日本は安全な国と言われています。しかし、もし刑事事件に巻き込まれればそうとは言えなくなります。私が実際に経験した事件を紹介しましょう(関係者が特定されないよう、事実の一部を修正しています)。

ある日、オーストラリアから旅行に来たナンシーという女性から、私たちの事務所に電話がありました。一緒に日本を旅行している友人が逮捕されたようだが、何が起きたか分からないと言うのです。彼女は、友人の国選弁護人となんとか連絡を取りましたが、言葉の壁があるためにほとんど理解できなかったとのことでした。私たちは、東京23区内の警察署や拘置所に1回無料で面会に行くサービスを提供しています。そこで、私は、ナンシーの友人ビリーに会いに行くことにしました。私は、ナンシーから、ビリーを元気づける温かいメッセージを預かりました。

面会室で、私はビリーがどんな人なのか想像しながら彼を待ちました。そして、その人がやってきました。ビリーは、とても細身の若い男性でした。彼は、留置場で貸し出されたグレーの上下のトレーナーを着ていました。眼鏡には番号が書かれたシールが貼ってありました。こうした格好を見て、私は、これまで彼が着るものを誰からも受け取っていないこと、さらに言えば、彼を助けてくれる人が誰もいなかったことを悟りました。

私は彼の話に耳を傾けました。ビリーは8 日前に逮捕されました。その日、彼は六本木で楽しい時間を過ごし、泥酔しました。その後起きたことを覚えていませんでした。分かっているのは、逮捕されたということだけ。後になって、彼は、他人の家に入ったという罪で逮捕されたことを知りました。被疑事実はそれだけです。裁判所は、ビリーを10日間勾留することを決めました。
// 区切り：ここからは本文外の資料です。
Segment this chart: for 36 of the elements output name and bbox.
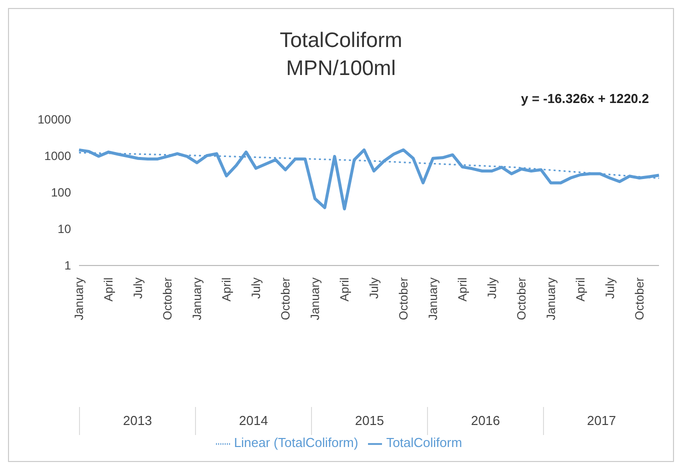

裁判所から弁護人に選任された弁護士は、彼にほとんど会いに来ませんでした。ビリーの家族や友人にも連絡を取りませんでした。ビリーのために暖かい服を持ってくることもありませんでした。その結果、ビリーは完全に不安に陥りました。この、若いオーストラリア人男性は、法的助言を得られずに臨んだ取調べで、どうしていいのか分かりませんでした。彼は自分で、オーストラリアにいる母親や友人のナンシーに手紙を書こうとしましたが、留置係の職員は日本語以外の言語で手紙を書くことを禁じました。こうした事態が8日間も続いたのです。

私がナンシーからのメッセージを伝えると、ビリーの目には涙が溢れ出ました。そして、彼は、ナンシーは大丈夫ですかと私に尋ねました。自分自身がこんなに恐ろしい状況にありながらもなお友人の身を案じる、そのビリーを見て、私には彼がとても優しい人だということがよく分かりました。

私は、ビリーに対し、彼が置かれている状況と、被疑者としての権利について説明しました。彼は安心した様子でした。私が面会室を出ようとする時、ビリーは私に、もう一度ナンシーからのメッセージを見せてほしいと言いました。私は、ビリーが友人からのメッセージに力づけられるのを見て心を動かされました。

翌日、ナンシーからのメールで、ビリーがようやく釈放されたことを知りました。

(これは英語の投稿を訳したものです)。